The Curie Temperatures were found and subsequently stored based on the fits over the peaks, from data from the Python code, using the following code:

#Data calculated already
fitted_C_peak_list = [fitted_C_values2_peak,fitted_C_values4_peak,fitted_C_values8_peak,fitted_C_values16_peak,fitted_C_values32_peak]

curie_Ts =[]

for i,n in enumerate(sizes):
    c_max = np.max(fitted_C_peak_list[i])
    curie_Ts.append(peak_T[i][fitted_C_peak_list[i]==c_max])
print(curie_Ts)

curie_data = np.column_stack((sizes,curie_Ts))
np.savetxt('curie_data.dat',curie_data)

The data outputted can be found here: Media:Ac5116 Curie data.dat

Using python data: Fitting TC,L vs. 1/L to a straight line gives values for the Curie temperature of the inifinte lattice and the gradient of the scaling relation.

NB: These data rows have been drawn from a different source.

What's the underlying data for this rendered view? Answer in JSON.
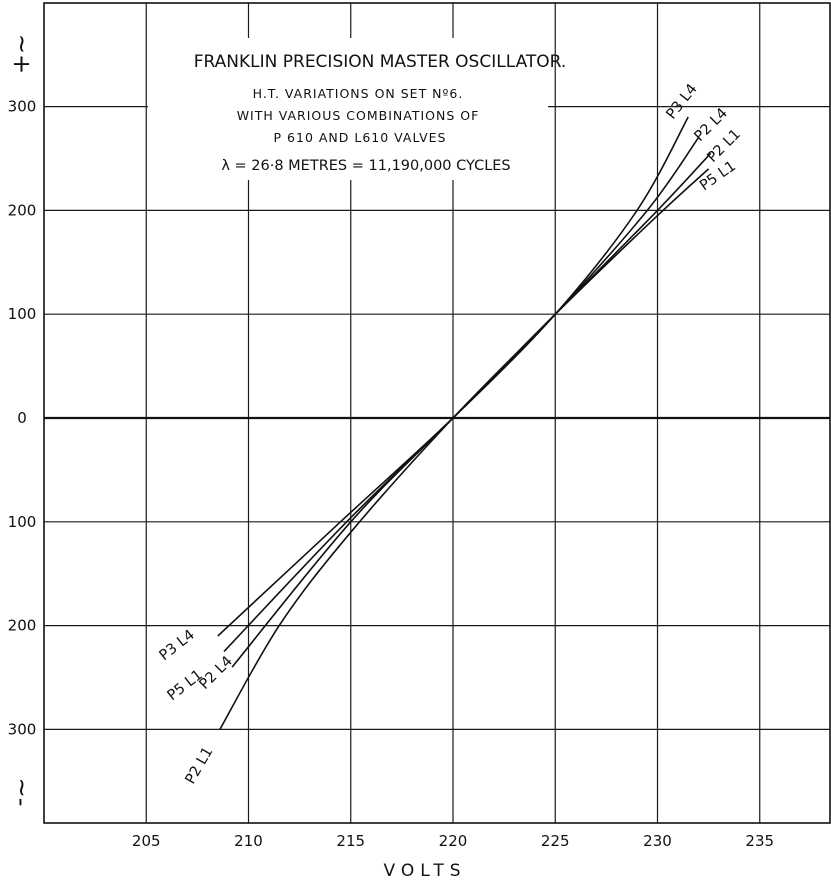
{
  "chart_data": {
    "type": "line",
    "title": "FRANKLIN   PRECISION MASTER OSCILLATOR.",
    "subtitle_lines": [
      "H.T. VARIATIONS  ON  SET  Nº6.",
      "WITH  VARIOUS  COMBINATIONS  OF",
      "P 610   AND   L610   VALVES"
    ],
    "formula": "λ = 26·8 METRES  =  11,190,000  CYCLES",
    "xlabel": "VOLTS",
    "x_ticks": [
      205,
      210,
      215,
      220,
      225,
      230,
      235
    ],
    "y_ticks": [
      {
        "value": 300,
        "label": "300"
      },
      {
        "value": 200,
        "label": "200"
      },
      {
        "value": 100,
        "label": "100"
      },
      {
        "value": 0,
        "label": "0"
      },
      {
        "value": -100,
        "label": "100"
      },
      {
        "value": -200,
        "label": "200"
      },
      {
        "value": -300,
        "label": "300"
      }
    ],
    "y_sign_top": "~+",
    "y_sign_bottom": "~-",
    "xlim": [
      200,
      240
    ],
    "ylim": [
      -390,
      390
    ],
    "grid": true,
    "series": [
      {
        "name": "P3 L4",
        "top_label": "P3 L4",
        "bottom_label": "P3 L4",
        "points": [
          [
            208.5,
            -210
          ],
          [
            214.5,
            -100
          ],
          [
            220,
            0
          ],
          [
            225,
            100
          ],
          [
            229,
            200
          ],
          [
            231.5,
            290
          ]
        ]
      },
      {
        "name": "P2 L4",
        "top_label": "P2 L4",
        "bottom_label": "P2 L4",
        "points": [
          [
            209.2,
            -240
          ],
          [
            215,
            -100
          ],
          [
            220,
            0
          ],
          [
            225,
            100
          ],
          [
            229.5,
            200
          ],
          [
            232,
            270
          ]
        ]
      },
      {
        "name": "P2 L1",
        "top_label": "P2 L1",
        "bottom_label": "P2 L1",
        "points": [
          [
            208.6,
            -300
          ],
          [
            211.5,
            -200
          ],
          [
            215,
            -110
          ],
          [
            220,
            0
          ],
          [
            225,
            100
          ],
          [
            230,
            200
          ],
          [
            232.6,
            255
          ]
        ]
      },
      {
        "name": "P5 L1",
        "top_label": "P5 L1",
        "bottom_label": "P5 L1",
        "points": [
          [
            208.8,
            -225
          ],
          [
            214.8,
            -100
          ],
          [
            220,
            0
          ],
          [
            225,
            100
          ],
          [
            230,
            195
          ],
          [
            232.5,
            240
          ]
        ]
      }
    ]
  }
}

The fitting of the Curie Points with lattice size

The gradient and intercepts were found to be (0.5978 ± 0.0855) K and (2.304 ± 0.0221) K, respectively. This suggests the Curie Temperature of the infinite lattice is TC (2.30 ± 0.02) K. The theoretically determined value is TC=2.269 K (https://en.wikipedia.org/wiki/Square-lattice_Ising_model). This gives a surprisingly good agreement, given how few data points( lattice sizes) were used to calculate the Curie temperature. Major sources of error in this number may arise from how well defined the maximum of the fit to the underlying peak in CV is; hard to tell for the 'spiky' heat capacities. This results in uncertainty about the location of the Curie temperature TC,L. The use of the 2 x 2 system to determine the gradient and intercept of the scaling relation may be invalid as it is very far away from an infinite lattice.